Tools like Claude Desktop, GitHub Copilot in VS Code, or Cursor are developer/user tools. They run on a single machine, serve a single user, and operate with that user's ambient permissions. They are excellent for individual productivity. They are not designed for:

  • serving dozens, hundreds, or millions of end users simultaneously
  • enforcing access controls that differ per user or per team
  • being audited by legal or compliance teams after the fact
  • being updated, rolled back, or A/B tested without restarting the developer/user's machine
  • outliving the employee who set them up

When a company decides to deploy an agent to customers or internal teams at scale, the constraints change entirely.

What changes when you move agents to the cloud

Concern Local / IDE agent Cloud production agent
Availability Runs when the developer/user's machine is on Always-on, replicated, fault-tolerant
Identity & access Inherits operator's credentials Fine-grained IAM per agent, per tool, per caller
Multi-tenancy Single user Potentially thousands of users, isolated data
Observability Console logs, maybe Structured traces, metrics, alerting, cost attribution
Guardrails Best-effort prompt instructions Machine-enforced at runtime, independently of the model
Knowledge freshness Static files or context window Managed vector stores with versioned, freshness-controlled retrieval
Governance None — agent does what the developer/user wants Approval workflows, policy review, lifecycle states
Auditability Difficult or impossible Every decision, tool call, and refusal is logged and attributable
Change management Edit a file, restart Pull requests, code review, CI/CD pipeline, staged rollout

What "professional" agents require

When a company runs an agent in production, it is not just a model with a system prompt. It is a service with all the operational responsibilities that implies:

  • Access rights: The agent must be able to call the tools it needs — and only those. Credentials must be managed, rotated, and scoped. For example, an agent that can send emails should not also be able to delete database records.
  • Guardrails: Content policies, PII handling, and refusal behavior must be enforced at the infrastructure layer, not just written in the prompt. A prompt instruction like "never reveal customer data" is editorial guidance; a compiled runtime policy is an enforceable control.
  • Observability: Every tool call, every model invocation, every refusal must be traceable. When something goes wrong — or when compliance asks — you need to reconstruct exactly what the agent did and why.
  • Knowledge bases: Enterprise knowledge is not static context. It lives in documents, databases, and ticketing systems that change daily. Agents need managed retrieval with defined freshness policies, not copy-pasted text in a system prompt or adding as uploaded file.
  • Model flexibility: Production teams need to evaluate, swap, or fine-tune models without rewriting agent behavior. The model is a dependency, not the agent itself.
  • Lifecycle management: Agents have versions. They get drafted, reviewed, approved, deployed, deprecated, and retired. That lifecycle needs tooling — not a shared Slack channel and hope.

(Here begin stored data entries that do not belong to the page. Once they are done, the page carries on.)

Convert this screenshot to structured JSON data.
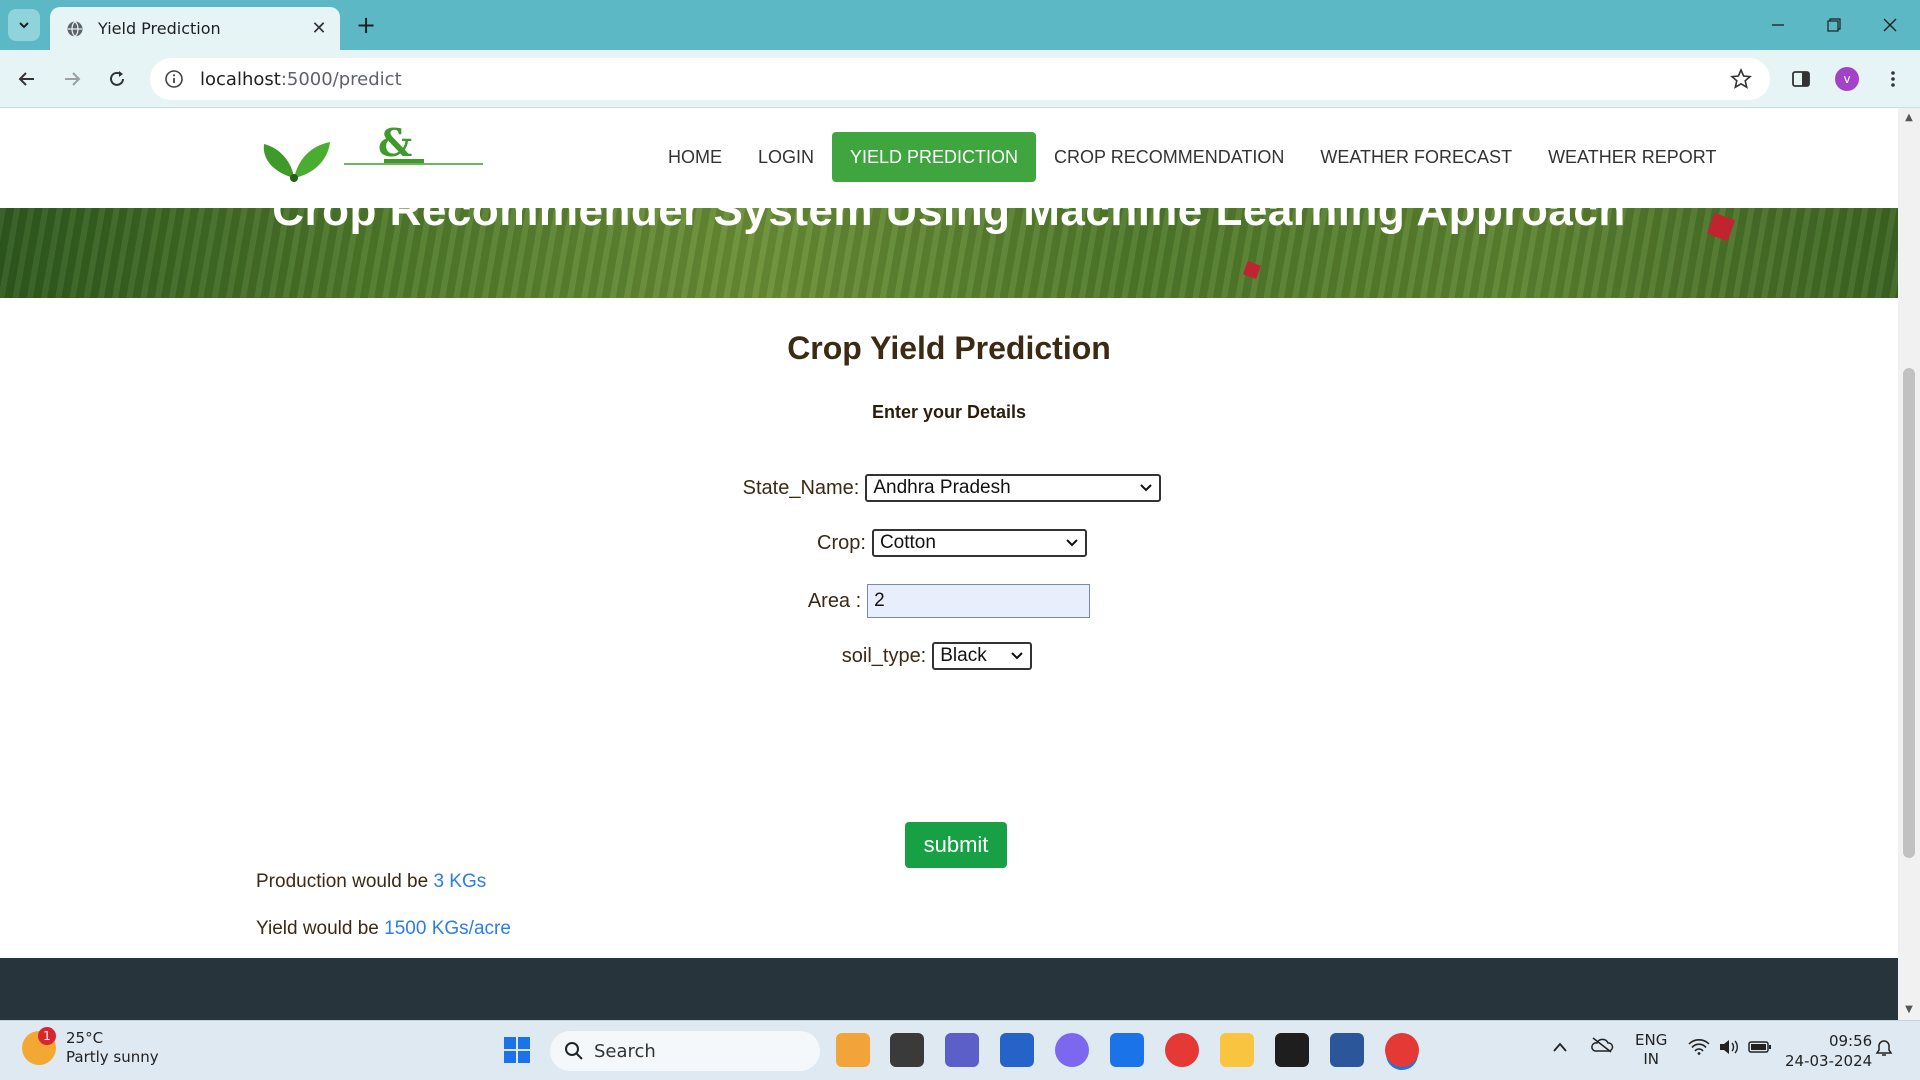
{
  "browser": {
    "tab_title": "Yield Prediction",
    "url_host": "localhost",
    "url_path": ":5000/predict",
    "profile_initial": "v",
    "tab_close": "✕",
    "new_tab": "+"
  },
  "nav": {
    "items": [
      "HOME",
      "LOGIN",
      "YIELD PREDICTION",
      "CROP RECOMMENDATION",
      "WEATHER FORECAST",
      "WEATHER REPORT"
    ],
    "active_index": 2
  },
  "hero": {
    "title": "Crop Recommender System Using Machine Learning Approach"
  },
  "main": {
    "title": "Crop Yield Prediction",
    "subtitle": "Enter your Details",
    "state_label": "State_Name:",
    "state_value": "Andhra Pradesh",
    "crop_label": "Crop:",
    "crop_value": "Cotton",
    "area_label": "Area :",
    "area_value": "2",
    "soil_label": "soil_type:",
    "soil_value": "Black",
    "submit_label": "submit"
  },
  "results": {
    "production_prefix": "Production would be",
    "production_value": "3 KGs",
    "yield_prefix": "Yield would be",
    "yield_value": "1500 KGs/acre"
  },
  "taskbar": {
    "temperature": "25°C",
    "weather": "Partly sunny",
    "weather_badge": "1",
    "search_placeholder": "Search",
    "lang_top": "ENG",
    "lang_bottom": "IN",
    "time": "09:56",
    "date": "24-03-2024"
  },
  "colors": {
    "accent_green": "#3ea53f",
    "submit_green": "#17a144",
    "result_blue": "#2b7de9",
    "chrome_teal": "#5bb8c4"
  }
}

The governance gap no one talks about

One of the most underestimated risks of enterprise AI deployment is the governance gap: the disconnect between what an agent is authorized to do (typically described informally in a Notion page or a Jira ticket) and what it actually does at runtime.

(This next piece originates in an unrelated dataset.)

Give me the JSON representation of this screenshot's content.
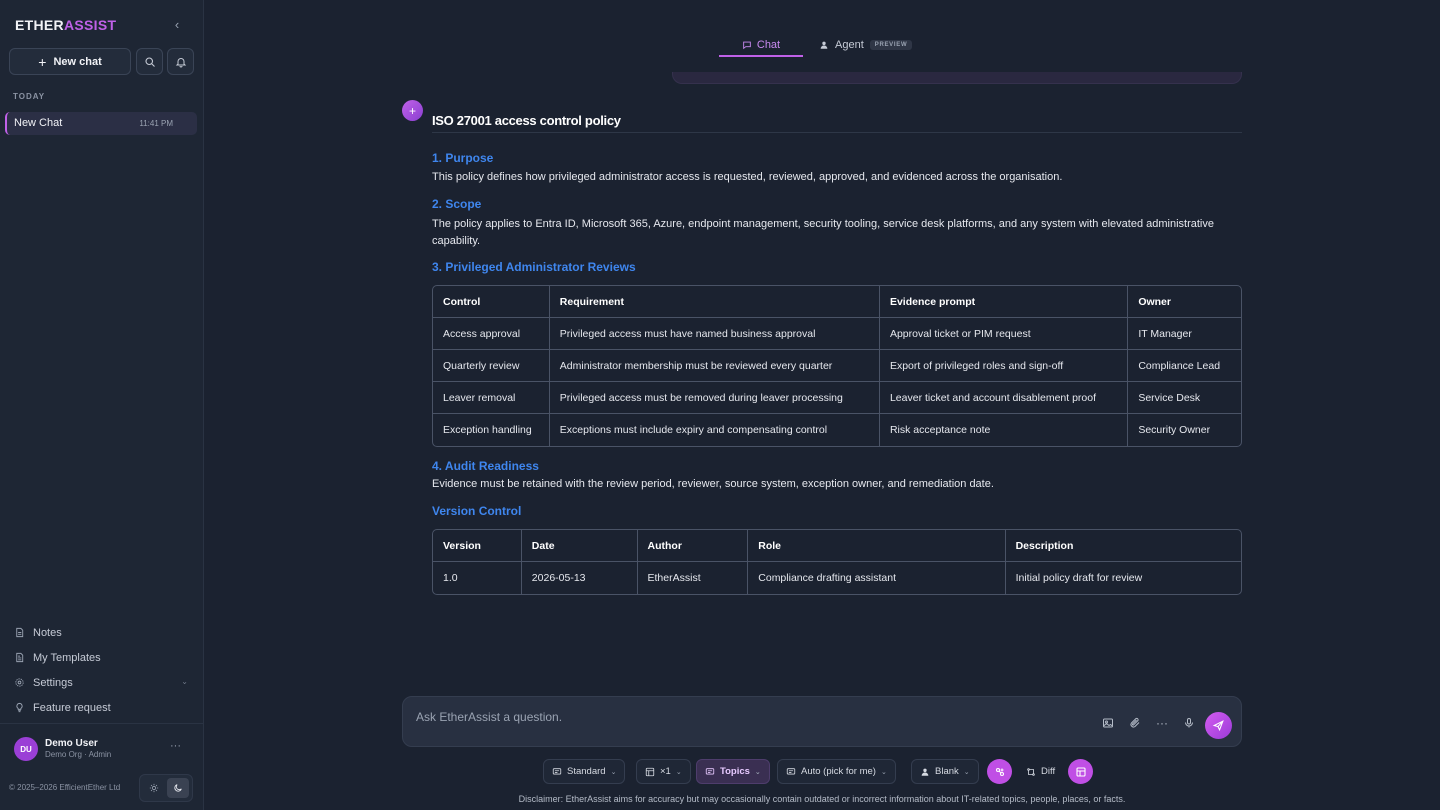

AML closes that gap by making the agent's definition the authoritative source of truth. If an agent references a tool, that tool is explicitly declared and reviewed. If an agent has guardrails, they are compiled into the runtime payload, not buried in a prompt. If an agent is updated, the change goes through version control and can be diffed, reviewed, and audited.

This is the same principle that made infrastructure-as-code transformative for DevOps: if it is not in the file, it does not exist.